The Spiroski Science Foundation is creating a marrow donor register this year in order to increase the number of donors in the country. In Macedonia for ten years there is a state register for bone marrow at the Institute of Immunobiology and Human Genetics, but the world practice, according to Professor Dr. Mirko Spirovski is to have more registers in one country, depending not on the population but on the level of public awareness of this need. There are 196 marrow donor registries in 140 countries worldwide.

- However, in addition to the state, there are donor registries in the non-governmental sector in the world and they are 56, or about 30 percent of the total donor registers in the world. Due to the need for more donors, we decided to establish the donor register within our foundation as a non-governmental organization.

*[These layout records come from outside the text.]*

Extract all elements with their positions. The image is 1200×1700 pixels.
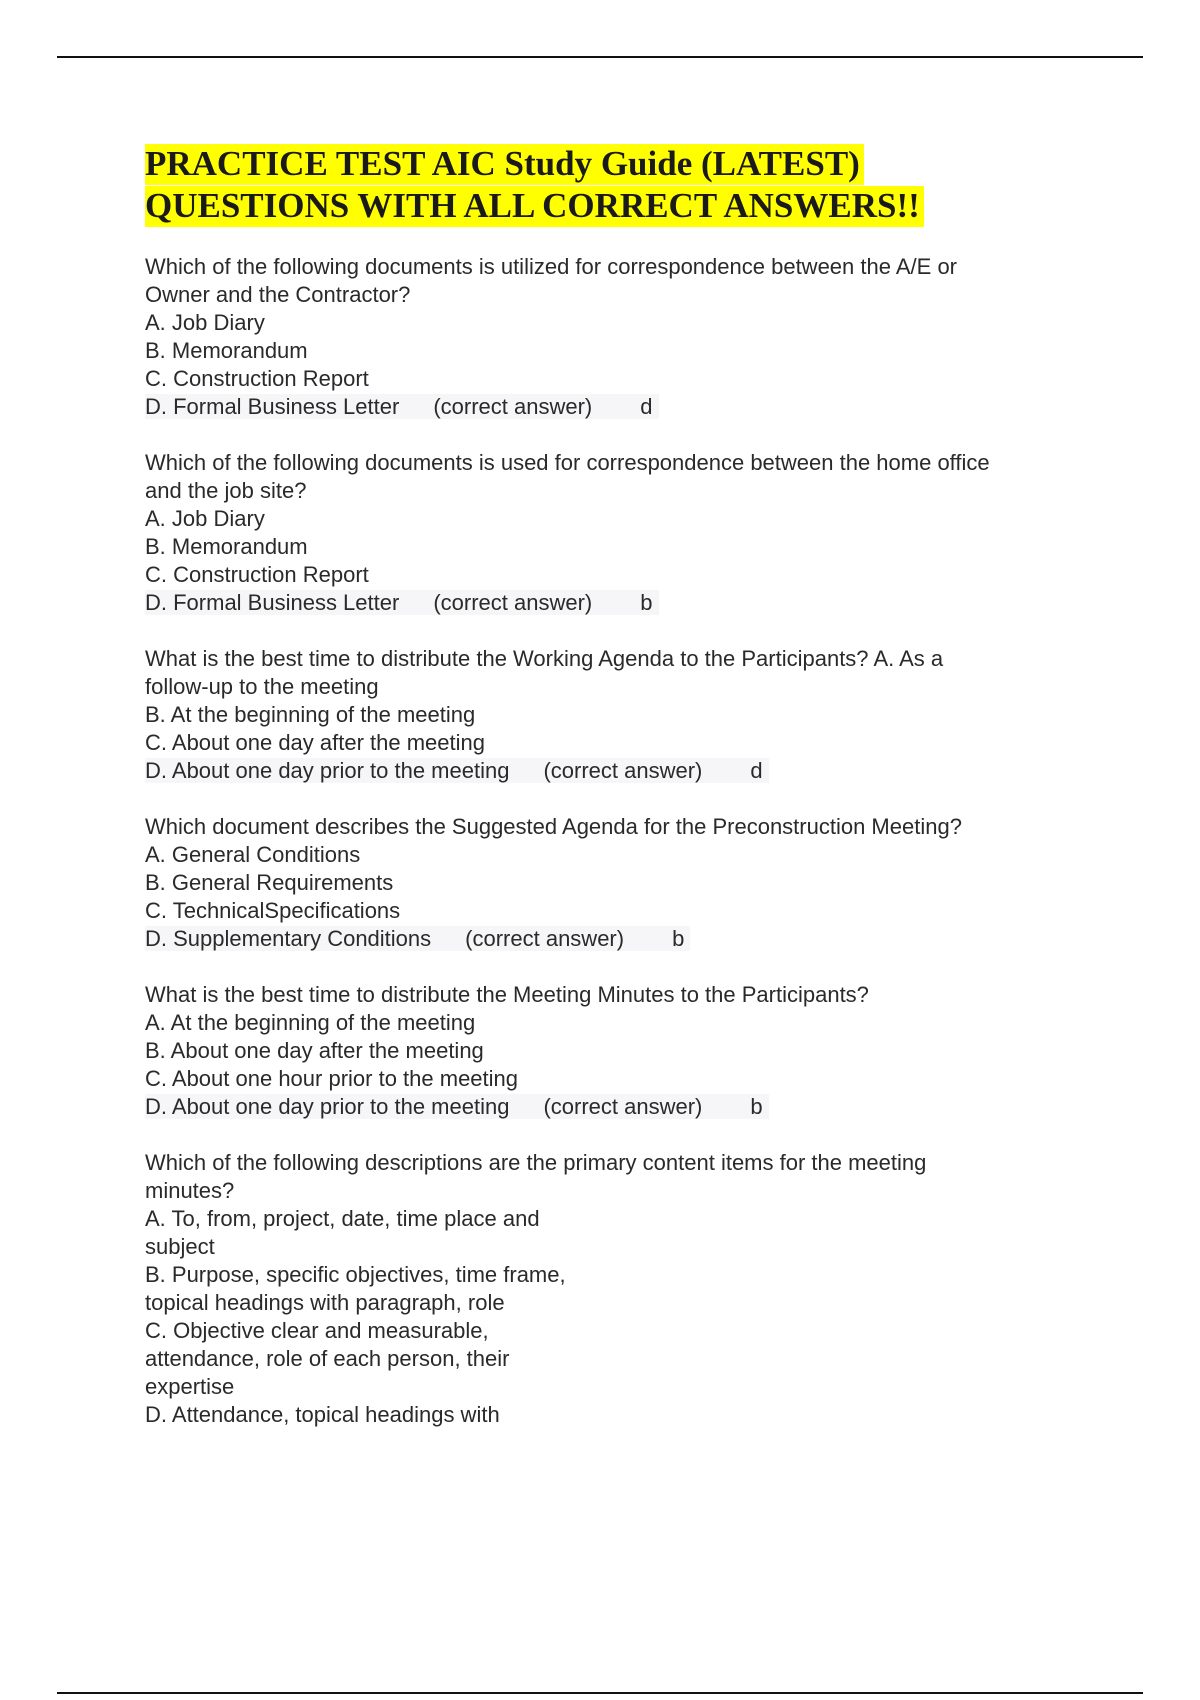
correct-answer-marker: (correct answer) [465, 926, 625, 951]
bottom-rule [57, 1692, 1143, 1694]
option-b: B. Memorandum [145, 534, 308, 559]
option-b: B. General Requirements [145, 870, 394, 895]
title-line-2: QUESTIONS WITH ALL CORRECT ANSWERS!! [145, 186, 924, 227]
option-c: C. TechnicalSpecifications [145, 898, 401, 923]
document-title [145, 143, 1085, 227]
option-d: D. Formal Business Letter [145, 394, 400, 419]
option-c: C. About one hour prior to the meeting [145, 1066, 519, 1091]
option-d-row [145, 1093, 1085, 1121]
correct-answer-letter: b [672, 926, 685, 951]
question-text: What is the best time to distribute the Working Agenda to the Participants? A. As a [145, 646, 944, 671]
option-c: C. About one day after the meeting [145, 730, 486, 755]
option-c: C. Objective clear and measurable, [145, 1318, 489, 1343]
option-d: D. About one day prior to the meeting [145, 1094, 510, 1119]
option-b-cont: topical headings with paragraph, role [145, 1290, 505, 1315]
option-b: B. About one day after the meeting [145, 1038, 484, 1063]
option-c: C. Construction Report [145, 562, 369, 587]
option-a-cont: subject [145, 1234, 215, 1259]
option-b: B. Memorandum [145, 338, 308, 363]
question-block-3 [145, 645, 1085, 785]
correct-answer-letter: b [640, 590, 653, 615]
question-text: What is the best time to distribute the Meeting Minutes to the Participants? [145, 982, 869, 1007]
question-text: minutes? [145, 1178, 235, 1203]
question-text: Which of the following documents is used for correspondence between the home office [145, 450, 990, 475]
option-d: D. About one day prior to the meeting [145, 758, 510, 783]
question-text: and the job site? [145, 478, 307, 503]
correct-answer-marker: (correct answer) [543, 758, 703, 783]
question-block-6 [145, 1149, 1085, 1429]
option-c: C. Construction Report [145, 366, 369, 391]
document-body [145, 143, 1085, 1457]
option-d: D. Supplementary Conditions [145, 926, 432, 951]
option-d-row [145, 925, 1085, 953]
question-text: follow-up to the meeting [145, 674, 379, 699]
question-block-4 [145, 813, 1085, 953]
question-text: Owner and the Contractor? [145, 282, 411, 307]
option-d-row [145, 589, 1085, 617]
question-text: Which of the following descriptions are the primary content items for the meeting [145, 1150, 927, 1175]
option-b: B. Purpose, specific objectives, time frame, [145, 1262, 566, 1287]
option-b: B. At the beginning of the meeting [145, 702, 476, 727]
option-d-row [145, 393, 1085, 421]
top-rule [57, 56, 1143, 58]
title-line-1: PRACTICE TEST AIC Study Guide (LATEST) [145, 144, 864, 185]
option-a: A. At the beginning of the meeting [145, 1010, 476, 1035]
option-a: A. To, from, project, date, time place and [145, 1206, 540, 1231]
option-a: A. Job Diary [145, 506, 265, 531]
option-a: A. General Conditions [145, 842, 361, 867]
correct-answer-letter: d [750, 758, 763, 783]
correct-answer-marker: (correct answer) [433, 394, 593, 419]
correct-answer-marker: (correct answer) [433, 590, 593, 615]
correct-answer-marker: (correct answer) [543, 1094, 703, 1119]
option-c-cont: expertise [145, 1374, 235, 1399]
correct-answer-letter: d [640, 394, 653, 419]
question-text: Which of the following documents is utilized for correspondence between the A/E or [145, 254, 958, 279]
option-d: D. Formal Business Letter [145, 590, 400, 615]
option-d: D. Attendance, topical headings with [145, 1402, 500, 1427]
option-a: A. Job Diary [145, 310, 265, 335]
question-block-1 [145, 253, 1085, 421]
question-block-2 [145, 449, 1085, 617]
correct-answer-letter: b [750, 1094, 763, 1119]
question-block-5 [145, 981, 1085, 1121]
option-d-row [145, 757, 1085, 785]
option-c-cont: attendance, role of each person, their [145, 1346, 510, 1371]
question-text: Which document describes the Suggested Agenda for the Preconstruction Meeting? [145, 814, 962, 839]
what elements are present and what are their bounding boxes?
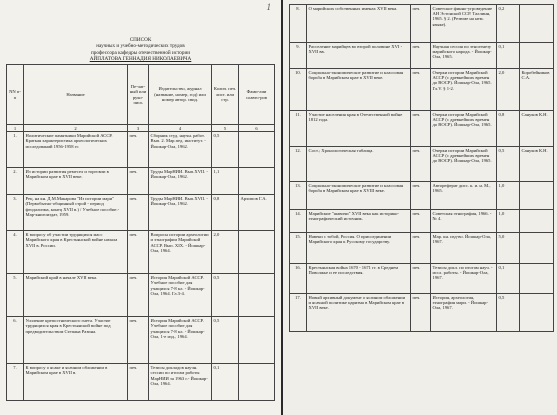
table-row <box>7 132 275 168</box>
print-status: печ. <box>411 147 431 182</box>
volume: 2,0 <box>212 231 239 274</box>
coauthors: Сануков К.Н. <box>520 111 554 147</box>
print-status: печ. <box>411 111 431 147</box>
print-status: печ. <box>411 294 431 332</box>
publisher-info: История, археология, этнография мари. - Йошкар-Ола, 1967. <box>431 294 497 332</box>
column-header: Пе-чат-ный или руко-пись <box>128 65 149 125</box>
row-number: 15. <box>290 233 307 264</box>
page-number: 1 <box>266 2 271 12</box>
print-status: печ. <box>128 231 149 274</box>
print-status: печ. <box>128 317 149 364</box>
publisher-info: Советская этнография, 1966. - № 4. <box>431 210 497 233</box>
coauthors <box>239 132 275 168</box>
print-status: печ. <box>411 182 431 210</box>
publisher-info: Очерки истории Марийской АССР (с древнейших времен до ВОСР). Йошкар-Ола, 1965. Гл.V. § 1-2. <box>431 69 497 111</box>
column-number-row <box>7 125 275 132</box>
coauthors: Архипов Г.А. <box>239 195 275 231</box>
row-number: 6. <box>7 317 24 364</box>
coauthors <box>520 5 554 43</box>
coauthors <box>239 231 275 274</box>
print-status: печ. <box>128 274 149 317</box>
print-status: печ. <box>128 168 149 195</box>
volume: 1,0 <box>497 210 520 233</box>
publication-title: Социально-экономическое развитие и классовая борьба в Марийском крае в XVII веке. <box>307 69 411 111</box>
row-number: 12. <box>290 147 307 182</box>
volume: 0,8 <box>212 195 239 231</box>
publication-title: Социально-экономическое развитие и классовая борьба в Марийском крае в XVIII веке. <box>307 182 411 210</box>
print-status: печ. <box>411 264 431 294</box>
header-author-name: АЙПЛАТОВА ГЕННАДИЯ НИКОЛАЕВИЧА <box>89 56 192 63</box>
right-document-page <box>283 0 557 415</box>
row-number: 7. <box>7 364 24 401</box>
print-status: печ. <box>128 364 149 401</box>
coauthors <box>520 294 554 332</box>
publisher-info: Труды МарНИИ. Вып.XVII. - Йошкар-Ола, 1962. <box>149 168 212 195</box>
table-row <box>290 294 554 332</box>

Although it is widely discussed whether more than one register is needed in one country, their number in different countries varies from 8, 10, 13 registers and does not depend on the number of inhabitants but on the awareness of the need for such organization. There are about 30 million registered potential donors worldwide. If someone with a malignant disease needs a donor, when these 30 million donors are searched, there is a donor for only 8 percent of the needs. So 92 percent of the needs worldwide are not met and there is a need for many more donors and that is one of the reasons why we set up a registry, said Professor Dr. Spiroski.

If you are in the register of the Spiroski Scientific Foundation of the World Association of Nut Donors and you appear as a possible donor, the following will happen. When a patient anywhere in the world needs a stem cell transplant, the Spiroski Foundation will search the donor registers. If you are a compatible donor you will be contacted. Your doctor will take a blood sample for further testing to ensure donor compatibility. After the complete examination, the donation will take place in a specialized hospital. For 90 percent of the population, donation is through the collection of stem cells through peripheral blood where the cells are collected from the bloodstream. In this procedure, injections stimulate the body to produce stem cells that migrate from the bone marrow into the bloodstream. Then, with a special machine, the stem cells are collected and if they are in sufficient numbers, they are given to the patient who needs them.

About 10 percent of people donate through a bone marrow, from the pelvis, in a short procedure.

Stem cells are then given to a patient whose immune system has been prepared for the intervention. These donated stem cells are used to start their immune system and start recovery and get a second chance at life.

On the World Marrow Donor Day, the Spiroski Foundation expressed its gratitude to all unrelated marrow donors, all family marrow donors and all umbilical cord blood donors from around the world. These are the three methods that help patients with blood malignancies.